Processo “participado, transparente e construtivo”

Para João Ponte, através de um processo “participado, transparente e construtivo”, envolvendo diferentes parceiros do sector nas várias fases de elaboração da próxima Política Agrícola Comum, o Governo Regional pretende vir a ter um Programa de Desenvolvimento Rural capaz de continuar a desenvolver a agricultura nos Açores.

Integram a Comissão de Acompanhamento da Revisão da Política Agrícola Comum para o período 2021/2027 a Federação Agrícola dos Açores, vários departamentos do Governo Regional, a Aflorestaçores – Associação Florestal dos Açores, representantes das associações de agricultura biológica, da área da diversificação agrícola, do CALL, da CERCA, dos Grupos de Acção Local e da CVR Açores.
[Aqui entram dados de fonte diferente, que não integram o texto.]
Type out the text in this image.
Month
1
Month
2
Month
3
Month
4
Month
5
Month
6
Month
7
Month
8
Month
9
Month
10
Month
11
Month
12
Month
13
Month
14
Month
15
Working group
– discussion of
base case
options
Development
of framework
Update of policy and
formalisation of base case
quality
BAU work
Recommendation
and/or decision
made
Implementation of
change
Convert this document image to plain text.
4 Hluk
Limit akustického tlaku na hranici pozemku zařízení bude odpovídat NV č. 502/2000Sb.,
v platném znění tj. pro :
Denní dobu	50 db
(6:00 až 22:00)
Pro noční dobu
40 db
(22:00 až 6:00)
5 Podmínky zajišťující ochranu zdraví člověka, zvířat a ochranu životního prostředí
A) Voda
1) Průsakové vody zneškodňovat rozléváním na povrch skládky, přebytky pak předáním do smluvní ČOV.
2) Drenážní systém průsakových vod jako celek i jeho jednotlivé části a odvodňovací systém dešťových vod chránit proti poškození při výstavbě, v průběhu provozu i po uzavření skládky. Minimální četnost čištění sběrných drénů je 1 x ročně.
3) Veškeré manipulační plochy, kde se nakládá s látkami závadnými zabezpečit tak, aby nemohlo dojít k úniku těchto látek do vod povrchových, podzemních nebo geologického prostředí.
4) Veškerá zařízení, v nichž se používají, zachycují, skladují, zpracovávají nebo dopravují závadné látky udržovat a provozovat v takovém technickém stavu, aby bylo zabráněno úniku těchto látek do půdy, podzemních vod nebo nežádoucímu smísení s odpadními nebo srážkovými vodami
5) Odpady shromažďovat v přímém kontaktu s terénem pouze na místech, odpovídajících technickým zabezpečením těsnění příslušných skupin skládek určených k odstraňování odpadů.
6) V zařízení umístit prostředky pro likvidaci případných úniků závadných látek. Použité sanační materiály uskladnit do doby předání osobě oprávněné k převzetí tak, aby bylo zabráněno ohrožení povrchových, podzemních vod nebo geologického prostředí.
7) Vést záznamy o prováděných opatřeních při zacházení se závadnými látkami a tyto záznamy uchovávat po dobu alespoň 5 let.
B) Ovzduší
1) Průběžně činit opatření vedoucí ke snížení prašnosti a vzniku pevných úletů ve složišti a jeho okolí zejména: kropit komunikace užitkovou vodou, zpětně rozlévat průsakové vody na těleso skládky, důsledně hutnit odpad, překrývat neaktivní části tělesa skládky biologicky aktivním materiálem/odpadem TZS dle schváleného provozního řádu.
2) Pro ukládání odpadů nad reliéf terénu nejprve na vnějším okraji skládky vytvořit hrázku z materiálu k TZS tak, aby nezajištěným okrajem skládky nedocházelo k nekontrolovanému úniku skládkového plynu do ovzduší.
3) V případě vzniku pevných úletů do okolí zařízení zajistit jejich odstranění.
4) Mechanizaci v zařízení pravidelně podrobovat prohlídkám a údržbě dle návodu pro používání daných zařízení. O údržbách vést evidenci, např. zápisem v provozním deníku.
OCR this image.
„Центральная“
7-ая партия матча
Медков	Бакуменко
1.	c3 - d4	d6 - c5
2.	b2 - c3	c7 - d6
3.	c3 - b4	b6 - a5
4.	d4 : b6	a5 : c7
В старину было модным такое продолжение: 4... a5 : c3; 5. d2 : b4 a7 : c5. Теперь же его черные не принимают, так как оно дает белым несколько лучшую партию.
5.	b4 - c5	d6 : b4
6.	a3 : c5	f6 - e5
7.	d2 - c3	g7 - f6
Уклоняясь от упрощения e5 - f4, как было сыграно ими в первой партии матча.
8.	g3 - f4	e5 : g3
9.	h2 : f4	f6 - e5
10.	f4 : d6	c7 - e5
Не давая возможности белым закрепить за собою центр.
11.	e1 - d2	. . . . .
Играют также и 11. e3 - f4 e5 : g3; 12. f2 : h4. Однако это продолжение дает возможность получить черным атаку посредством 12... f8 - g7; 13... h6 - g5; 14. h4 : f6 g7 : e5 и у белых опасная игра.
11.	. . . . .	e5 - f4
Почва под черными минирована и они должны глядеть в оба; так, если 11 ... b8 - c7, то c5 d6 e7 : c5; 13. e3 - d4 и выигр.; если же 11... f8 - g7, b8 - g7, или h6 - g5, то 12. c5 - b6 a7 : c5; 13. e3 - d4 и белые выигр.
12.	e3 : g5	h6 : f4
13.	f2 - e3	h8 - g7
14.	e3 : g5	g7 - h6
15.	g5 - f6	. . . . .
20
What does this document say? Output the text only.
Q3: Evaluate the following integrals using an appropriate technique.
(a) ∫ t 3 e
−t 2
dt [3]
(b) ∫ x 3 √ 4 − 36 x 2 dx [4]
Objectivo: anulação dos 15% da redução das verbas do 2.º pilar

João Ponte, em declarações aos jornalistas, frisou que os objectivos estratégicos da Região para a próxima PAC mantêm-se, como seja a anulação dos 15% da redução das verbas do 2.º pilar, a redução da taxa de co-financiamento da Região de 30% para 15% e, ao nível do POSEI, para além da reposição do montante do actual envelope financeiro, pretende-se que os agricultores nos Açores beneficiem da mesma taxa de crescimento prevista para os agricultores do continente nas ajudas do 1.º pilar.

Desde 2017 que o Governo dos Açores está a trabalhar na revisão da PAC pós 2020, em articulação com a Federação Agrícola dos Açores, com os membros do Conselho Regional da Agricultura, Florestas e Desenvolvimento Rural e com o Governo da República.

Na abertura da reunião, João Ponte adiantou que está prevista, em Março, a disponibilização aos membros da Comissão de Acompanhamento dos primeiros documentos referentes ao plano estratégico da PAC para os Açores, para efeitos de apreciação e recolha de contributos.